C’est un mercredi soir fin mars lorsque cinquante-six personnes s’assoient devant leur ordinateur après le journal de 20 heures pour assister à un atelier en ligne d’une heure et demie sur la cuisson des frites de patates douces. Cinquante-six personnes. Frites de patates douces. Alors votre vie est plus éloignée, n’est-ce pas ?
Sans vouloir vous offenser, votre réceptionniste du samedi était l’une de ces cinquante-six. Ce matin-là, j’avais entendu parler de l’atelier sur Facebook. J’ai acheté un billet numérique pour 9,95 euros et j’ai passé le reste de la journée à attendre avec impatience la révélation du grand secret derrière des frites de patates douces vraiment croustillantes. C’est ce que M. Wateetons, l’animateur de l’atelier, a promis dans sa publication sur Facebook. Il partagera pas moins de six techniques de structuration avec nous, ses élèves.
Pendant des années, M. Wateetons s’est consacré à comprendre les techniques de cuisson les plus diverses, de la fermentation à la fabrication de saucisses et du fumage à la friture. Il écrit des livres sur ces sujets et enseigne des cours physiques et en ligne sur eux. Je suis fan de M. depuis le tout début. Non seulement il sait bien transmettre ses connaissances et ses compétences, mais il me fait souvent rire. Le sous-titre de son dernier livre, À propos de la friturelit : Pourquoi la friture est la meilleure technique de cuisson sur terre. Sur la couverture se trouve un autocollant avec le texte : f*ck the airfryer.

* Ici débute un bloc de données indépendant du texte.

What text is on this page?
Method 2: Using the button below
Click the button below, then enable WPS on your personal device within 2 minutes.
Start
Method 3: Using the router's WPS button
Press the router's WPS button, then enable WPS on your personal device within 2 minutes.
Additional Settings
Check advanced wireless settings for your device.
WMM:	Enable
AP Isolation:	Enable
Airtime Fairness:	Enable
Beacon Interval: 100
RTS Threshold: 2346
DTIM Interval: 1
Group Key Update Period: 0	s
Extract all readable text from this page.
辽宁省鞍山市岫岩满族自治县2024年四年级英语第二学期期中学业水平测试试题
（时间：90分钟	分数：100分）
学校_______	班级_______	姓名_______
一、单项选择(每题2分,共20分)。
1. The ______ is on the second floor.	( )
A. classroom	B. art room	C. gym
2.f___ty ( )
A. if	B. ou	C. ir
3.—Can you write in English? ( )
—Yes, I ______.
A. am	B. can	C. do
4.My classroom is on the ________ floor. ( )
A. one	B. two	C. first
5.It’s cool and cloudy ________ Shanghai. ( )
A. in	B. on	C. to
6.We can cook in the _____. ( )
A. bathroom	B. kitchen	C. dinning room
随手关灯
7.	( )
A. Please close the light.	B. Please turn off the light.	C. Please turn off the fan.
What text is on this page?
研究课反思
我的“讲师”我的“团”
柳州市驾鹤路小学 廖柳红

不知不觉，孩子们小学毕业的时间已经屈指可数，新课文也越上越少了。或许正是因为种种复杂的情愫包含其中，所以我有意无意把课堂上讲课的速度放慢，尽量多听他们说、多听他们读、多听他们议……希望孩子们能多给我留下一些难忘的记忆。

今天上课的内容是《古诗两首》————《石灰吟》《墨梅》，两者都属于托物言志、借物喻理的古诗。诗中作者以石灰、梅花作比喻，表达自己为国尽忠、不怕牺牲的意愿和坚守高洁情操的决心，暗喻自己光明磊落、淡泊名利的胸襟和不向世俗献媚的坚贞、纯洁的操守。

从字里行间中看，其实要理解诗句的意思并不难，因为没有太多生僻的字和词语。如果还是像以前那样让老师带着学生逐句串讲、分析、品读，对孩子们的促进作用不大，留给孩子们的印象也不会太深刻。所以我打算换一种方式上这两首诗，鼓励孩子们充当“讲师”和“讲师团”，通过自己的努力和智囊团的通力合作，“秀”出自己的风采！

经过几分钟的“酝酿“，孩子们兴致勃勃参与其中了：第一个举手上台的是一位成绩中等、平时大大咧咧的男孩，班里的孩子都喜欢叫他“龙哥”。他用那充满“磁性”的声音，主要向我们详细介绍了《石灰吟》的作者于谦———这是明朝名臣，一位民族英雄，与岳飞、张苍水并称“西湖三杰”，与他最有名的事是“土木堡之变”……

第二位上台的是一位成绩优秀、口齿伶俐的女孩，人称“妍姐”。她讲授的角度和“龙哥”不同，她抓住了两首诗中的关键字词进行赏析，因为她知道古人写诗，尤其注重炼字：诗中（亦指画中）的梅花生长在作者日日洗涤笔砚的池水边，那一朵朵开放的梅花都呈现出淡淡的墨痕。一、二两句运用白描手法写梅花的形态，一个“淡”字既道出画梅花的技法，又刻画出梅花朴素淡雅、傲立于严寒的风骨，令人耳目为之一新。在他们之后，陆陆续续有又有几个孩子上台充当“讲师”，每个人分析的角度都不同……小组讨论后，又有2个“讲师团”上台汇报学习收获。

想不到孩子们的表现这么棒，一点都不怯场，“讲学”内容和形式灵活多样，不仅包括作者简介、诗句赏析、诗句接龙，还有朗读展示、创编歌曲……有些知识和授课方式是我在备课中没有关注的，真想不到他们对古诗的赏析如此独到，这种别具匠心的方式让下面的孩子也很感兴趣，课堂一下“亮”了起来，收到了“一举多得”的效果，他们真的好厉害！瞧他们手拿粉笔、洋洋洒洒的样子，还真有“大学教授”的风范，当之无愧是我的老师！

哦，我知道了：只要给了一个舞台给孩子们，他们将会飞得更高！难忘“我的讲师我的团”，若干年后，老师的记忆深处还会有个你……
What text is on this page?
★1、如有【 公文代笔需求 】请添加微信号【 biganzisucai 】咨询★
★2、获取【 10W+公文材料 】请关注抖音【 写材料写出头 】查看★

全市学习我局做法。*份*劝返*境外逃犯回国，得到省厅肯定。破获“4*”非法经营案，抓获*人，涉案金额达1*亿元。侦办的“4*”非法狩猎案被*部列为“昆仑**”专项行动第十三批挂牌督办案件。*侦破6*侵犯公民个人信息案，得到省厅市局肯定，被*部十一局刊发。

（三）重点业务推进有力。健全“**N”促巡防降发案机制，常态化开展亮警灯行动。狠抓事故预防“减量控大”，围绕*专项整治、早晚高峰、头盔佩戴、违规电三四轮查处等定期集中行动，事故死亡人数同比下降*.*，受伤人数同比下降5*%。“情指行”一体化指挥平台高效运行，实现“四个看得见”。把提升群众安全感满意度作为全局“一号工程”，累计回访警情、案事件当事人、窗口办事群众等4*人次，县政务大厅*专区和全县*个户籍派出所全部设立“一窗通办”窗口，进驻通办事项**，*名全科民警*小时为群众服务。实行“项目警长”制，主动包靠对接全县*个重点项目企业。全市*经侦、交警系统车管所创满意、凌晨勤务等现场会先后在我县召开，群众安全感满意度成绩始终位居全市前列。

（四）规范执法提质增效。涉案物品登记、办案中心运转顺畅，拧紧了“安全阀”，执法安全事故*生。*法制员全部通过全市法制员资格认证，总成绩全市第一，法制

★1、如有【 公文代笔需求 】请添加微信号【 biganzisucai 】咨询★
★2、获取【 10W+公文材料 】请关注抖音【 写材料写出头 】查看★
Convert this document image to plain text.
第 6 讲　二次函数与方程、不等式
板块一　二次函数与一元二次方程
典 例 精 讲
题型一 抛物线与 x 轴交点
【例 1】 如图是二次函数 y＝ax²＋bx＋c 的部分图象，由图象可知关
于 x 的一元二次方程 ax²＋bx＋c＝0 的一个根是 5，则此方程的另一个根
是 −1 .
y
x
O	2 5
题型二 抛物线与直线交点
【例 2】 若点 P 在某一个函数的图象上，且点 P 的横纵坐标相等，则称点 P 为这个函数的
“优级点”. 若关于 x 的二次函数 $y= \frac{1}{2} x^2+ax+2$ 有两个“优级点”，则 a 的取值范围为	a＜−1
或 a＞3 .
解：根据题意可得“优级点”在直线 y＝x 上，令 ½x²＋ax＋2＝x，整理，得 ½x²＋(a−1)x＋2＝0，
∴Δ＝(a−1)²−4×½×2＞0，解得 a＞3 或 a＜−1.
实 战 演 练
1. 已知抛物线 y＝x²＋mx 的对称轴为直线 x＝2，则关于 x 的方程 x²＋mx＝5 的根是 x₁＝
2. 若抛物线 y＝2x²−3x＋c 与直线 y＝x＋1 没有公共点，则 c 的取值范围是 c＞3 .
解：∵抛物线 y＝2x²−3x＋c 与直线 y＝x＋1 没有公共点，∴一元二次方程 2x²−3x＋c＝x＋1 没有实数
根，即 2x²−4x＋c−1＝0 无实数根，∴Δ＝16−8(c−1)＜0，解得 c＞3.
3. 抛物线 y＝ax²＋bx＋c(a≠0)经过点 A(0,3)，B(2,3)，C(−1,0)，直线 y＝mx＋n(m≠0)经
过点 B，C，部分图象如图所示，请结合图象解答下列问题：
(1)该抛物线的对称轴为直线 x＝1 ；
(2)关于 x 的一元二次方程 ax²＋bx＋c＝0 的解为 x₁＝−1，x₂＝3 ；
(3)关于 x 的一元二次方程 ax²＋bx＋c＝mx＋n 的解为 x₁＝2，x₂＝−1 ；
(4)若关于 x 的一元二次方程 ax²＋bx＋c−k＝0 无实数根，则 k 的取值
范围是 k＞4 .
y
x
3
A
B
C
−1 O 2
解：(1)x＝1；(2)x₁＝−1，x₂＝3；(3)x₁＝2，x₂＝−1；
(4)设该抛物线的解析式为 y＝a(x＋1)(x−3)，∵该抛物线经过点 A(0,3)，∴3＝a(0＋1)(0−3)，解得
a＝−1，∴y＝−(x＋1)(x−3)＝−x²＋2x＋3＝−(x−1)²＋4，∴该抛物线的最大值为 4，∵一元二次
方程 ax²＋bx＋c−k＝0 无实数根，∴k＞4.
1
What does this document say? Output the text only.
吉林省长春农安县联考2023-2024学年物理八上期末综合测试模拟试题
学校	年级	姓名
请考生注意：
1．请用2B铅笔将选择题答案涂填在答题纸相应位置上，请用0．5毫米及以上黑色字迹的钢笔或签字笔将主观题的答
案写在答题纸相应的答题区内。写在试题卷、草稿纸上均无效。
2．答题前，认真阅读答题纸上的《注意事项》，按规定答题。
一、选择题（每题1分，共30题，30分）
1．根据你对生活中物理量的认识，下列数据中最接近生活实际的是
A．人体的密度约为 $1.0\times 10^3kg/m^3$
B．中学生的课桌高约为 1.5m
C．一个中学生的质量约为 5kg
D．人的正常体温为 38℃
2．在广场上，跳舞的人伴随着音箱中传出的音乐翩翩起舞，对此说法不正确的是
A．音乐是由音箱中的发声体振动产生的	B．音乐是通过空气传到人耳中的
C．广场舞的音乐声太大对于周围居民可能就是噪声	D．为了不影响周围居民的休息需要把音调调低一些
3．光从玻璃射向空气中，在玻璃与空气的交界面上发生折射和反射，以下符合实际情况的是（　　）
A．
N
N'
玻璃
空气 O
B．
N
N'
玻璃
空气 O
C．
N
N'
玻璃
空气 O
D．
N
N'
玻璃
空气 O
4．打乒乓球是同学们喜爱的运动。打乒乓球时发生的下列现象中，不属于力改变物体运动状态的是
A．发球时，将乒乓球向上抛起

Retour à l’atelier, en commençant par l’énoncé du problème. Pourquoi les frites de patates douces ne sont-elles jamais aussi croustillantes que les frites ordinaires ? En effet, les amidons (en particulier l’inuline) de ce tubercule sont transformés en sucres (en particulier le maltose) lors du chauffage. Le sucre est moins ferme que l’amidon, et voilà, vos frites sont molles. C’est encore plus vrai lorsque vous préparez des frites de patates douces au four. Cela est dû au transfert de chaleur relativement lent dans un four et au fait que les enzymes responsables de la conversion de l’amidon en sucre sont actives entre 57 et 73 degrés Celsius.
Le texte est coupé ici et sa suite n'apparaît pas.